A reunião online aconteceu com 94 pessoas, entre parlamentares, representantes da sociedade civil, organizações indígenas, assessorias parlamentares e lideranças indígenas. Apesar da negativa quanto ao teste, o ministro afirmou que a vacina para a gripe já está sendo providenciada.

A coordenadora da Frente Parlamentar Mista em Defesa dos Direitos dos Povos Indígenas, Joenia Wapichana (Rede-RR), reforçou a necessidade de formação e capacitação específica dos agentes indígenas de saúde que já estão dando apoio em suas comunidades indígenas.

Ao fazer considerações sobre a situação indígena diante do coronavírus, Mandetta considerou importante levar informações nas línguas indígenas e fazer uma rede para que os indígenas possam saber o que está acontecendo. “Explicar para eles a importância de não aglomerar”, disse o Ministro, sobre os cuidados que os indígenas devem continuar fazendo em suas aldeias para evitar o contágio.

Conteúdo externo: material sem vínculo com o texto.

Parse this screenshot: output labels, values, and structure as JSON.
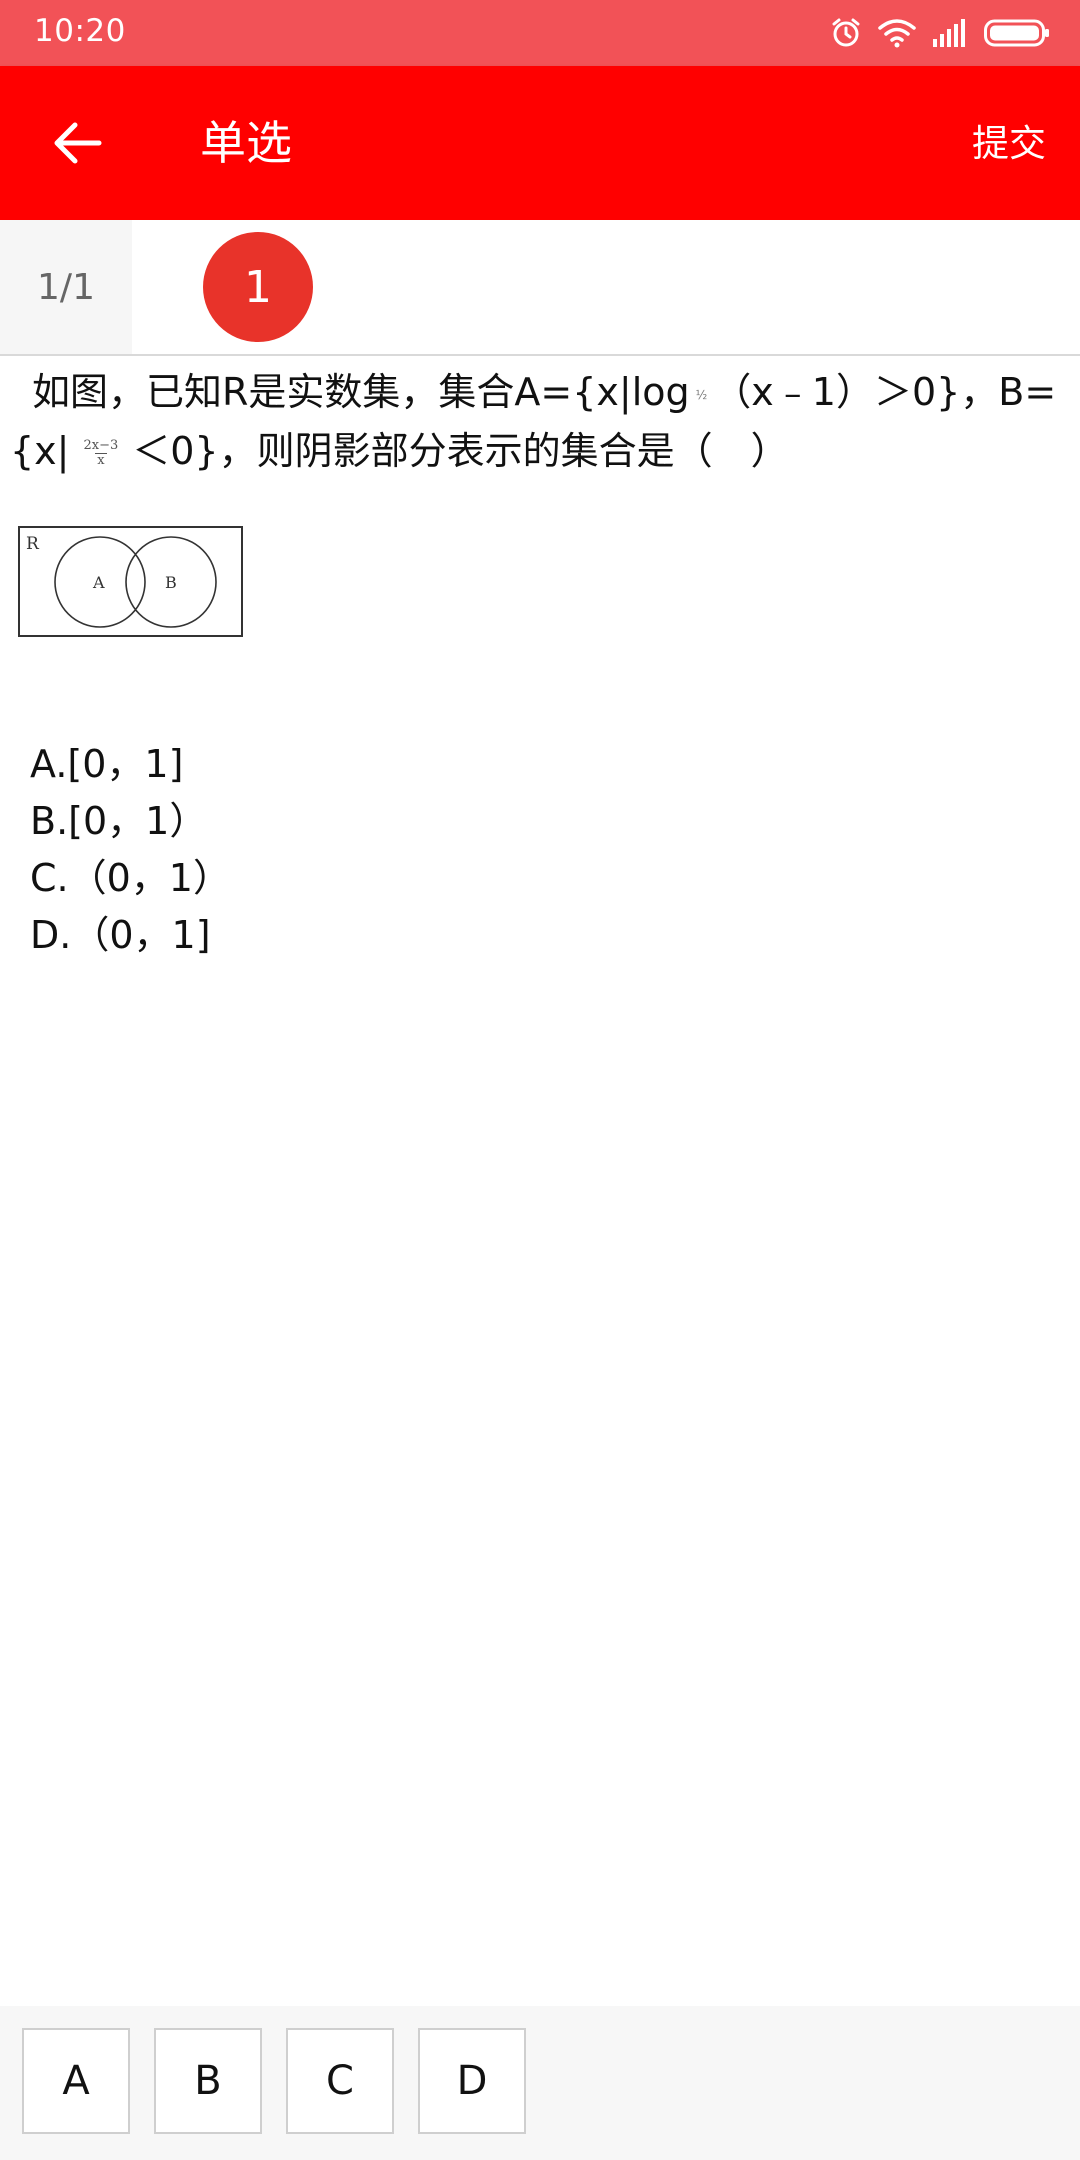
{
  "status_bar": {
    "time": "10:20"
  },
  "app_bar": {
    "title": "单选",
    "submit_label": "提交"
  },
  "question_nav": {
    "counter": "1/1",
    "items": [
      "1"
    ]
  },
  "question": {
    "text_part1": "如图，已知R是实数集，集合A={x|log",
    "log_base": "½",
    "text_part2": "（x﹣1）＞0}，B={x|",
    "frac_num": "2x−3",
    "frac_den": "x",
    "text_part3": "＜0}，则阴影部分表示的集合是（　）",
    "venn": {
      "universe_label": "R",
      "set_a": "A",
      "set_b": "B"
    }
  },
  "options": [
    "A.[0，1]",
    "B.[0，1）",
    "C.（0，1）",
    "D.（0，1]"
  ],
  "answer_buttons": [
    "A",
    "B",
    "C",
    "D"
  ]
}
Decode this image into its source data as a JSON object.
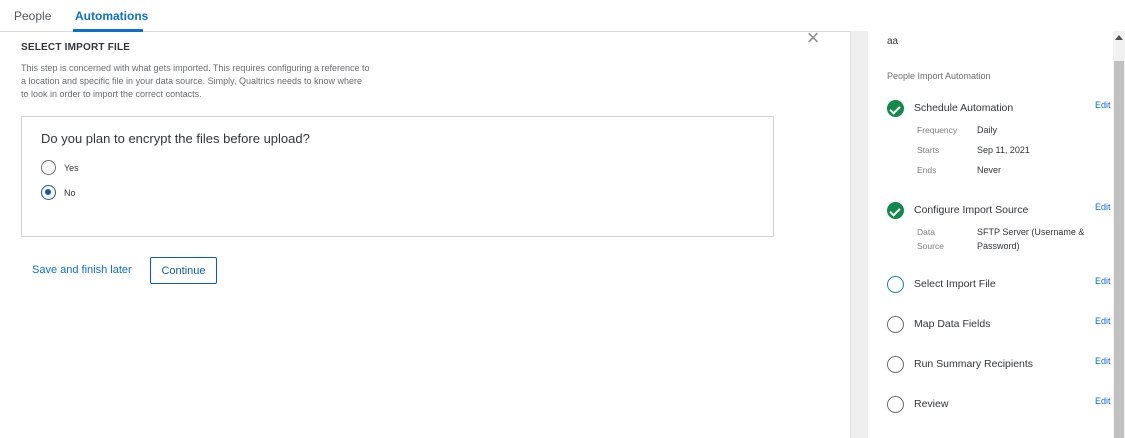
{
  "tabs": [
    {
      "label": "People"
    },
    {
      "label": "Automations"
    }
  ],
  "main": {
    "close_glyph": "×",
    "section_title": "SELECT IMPORT FILE",
    "section_desc_lines": [
      "This step is concerned with what gets imported. This requires configuring a reference to",
      "a location and specific file in your data source. Simply, Qualtrics needs to know where",
      "to look in order to import the correct contacts."
    ],
    "question": "Do you plan to encrypt the files before upload?",
    "options": [
      {
        "label": "Yes",
        "selected": false
      },
      {
        "label": "No",
        "selected": true
      }
    ],
    "save_later": "Save and finish later",
    "continue": "Continue"
  },
  "panel": {
    "top_text": "aa",
    "title": "People Import Automation",
    "edit_label": "Edit",
    "steps": [
      {
        "label": "Schedule Automation",
        "status": "done",
        "details": [
          {
            "key": "Frequency",
            "value": "Daily"
          },
          {
            "key": "Starts",
            "value": "Sep 11, 2021"
          },
          {
            "key": "Ends",
            "value": "Never"
          }
        ]
      },
      {
        "label": "Configure Import Source",
        "status": "done",
        "details": [
          {
            "key": "Data Source",
            "value": "SFTP Server (Username & Password)"
          }
        ]
      },
      {
        "label": "Select Import File",
        "status": "current"
      },
      {
        "label": "Map Data Fields",
        "status": "pending"
      },
      {
        "label": "Run Summary Recipients",
        "status": "pending"
      },
      {
        "label": "Review",
        "status": "pending"
      }
    ]
  },
  "colors": {
    "accent": "#0b6ed0",
    "success": "#138a4b",
    "current_step": "#1a8b9e"
  }
}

De acordo com o secretário especial de saúde indígena, Robson Santos da Silva, as solicitações e recomendações da Frente Parlamentar e do MPF foram bem vindas e contribuem para aprimorar ações que a Secretaria Especial de Saúde Indígena (SESAI) já vem realizando. Santos pontuou a instituição de um Comitê Nacional de Crise (em Brasília) e mais 34 Comitês Distritais (âmbito dos DSEI), com participação de indígenas (recomendação do MPF).

Santos falou ainda da dificuldade em produzir materiais informativos que tratem da prevenção ao coronavírus para atender os 305 povos indígenas, são mais de 200 línguas indígenas no País. Quanto aos testes rápidos para diagnosticar o coronavírus, foram 6.300 direcionados aos povos indígenas, número bastante baixo, tendo em vista uma população de mais de 800 mil indígenas no Brasil. Sobre os Equipamentos de Proteção Individual/EPI, já foi encaminhada a 1ª leva de luvas e máscaras aos Distritos Sanitários Especiais Indígenas (DSEIs).

Mapa mostra o avanço da Covid-19 em Terras Indígenas

No último dia 2 foi confirmada a primeira morte de uma indígena em decorrência da Covid-19, uma senhora de 87 anos, da etnia Borari, morreu em Alter do Chão (PA). Além dela, uma jovem de 20 anos da etnia Kokama já testou positivo para a infecção e está em isolamento em Santo Antônia do Içá (AM).

Mirando no fortalecimento de políticas públicas emergenciais às aldeias, o Instituto Socioambiental (ISA) lançou uma plataforma online e interativa que monitora o avanço do Sars-Cov-2 em municípios próximos a Terras Indígenas e entre seus povos.

O site covid19.socioambiental.org reúne em um mapa as principais bases de dados sobre a doença e a estrutura de saúde do Brasil. Nele, é possível verificar por região os dados de pessoas infectadas pelo vírus, o número de habitantes da comunidade indígena no local e sua taxa de mortalidade. Além disso, a plataforma mostra a disponibilidade de leitos médicos e respiradores em todos os municípios brasileiros.

Os organizadores do projeto também lembram que viroses respiratórias foram vetores de genocídio indígena em diversos momentos da história do país. Um exemplo é a varíola, que dizimou dezenas de indígenas que entraram em contato com colonizadores que chegaram ao Brasil no século 16. Para quem quiser conhecer mais sobre essas epidemias, o portal disponibiliza uma linha do tempo que apresenta as informações históricas de forma simples e fácil de entender.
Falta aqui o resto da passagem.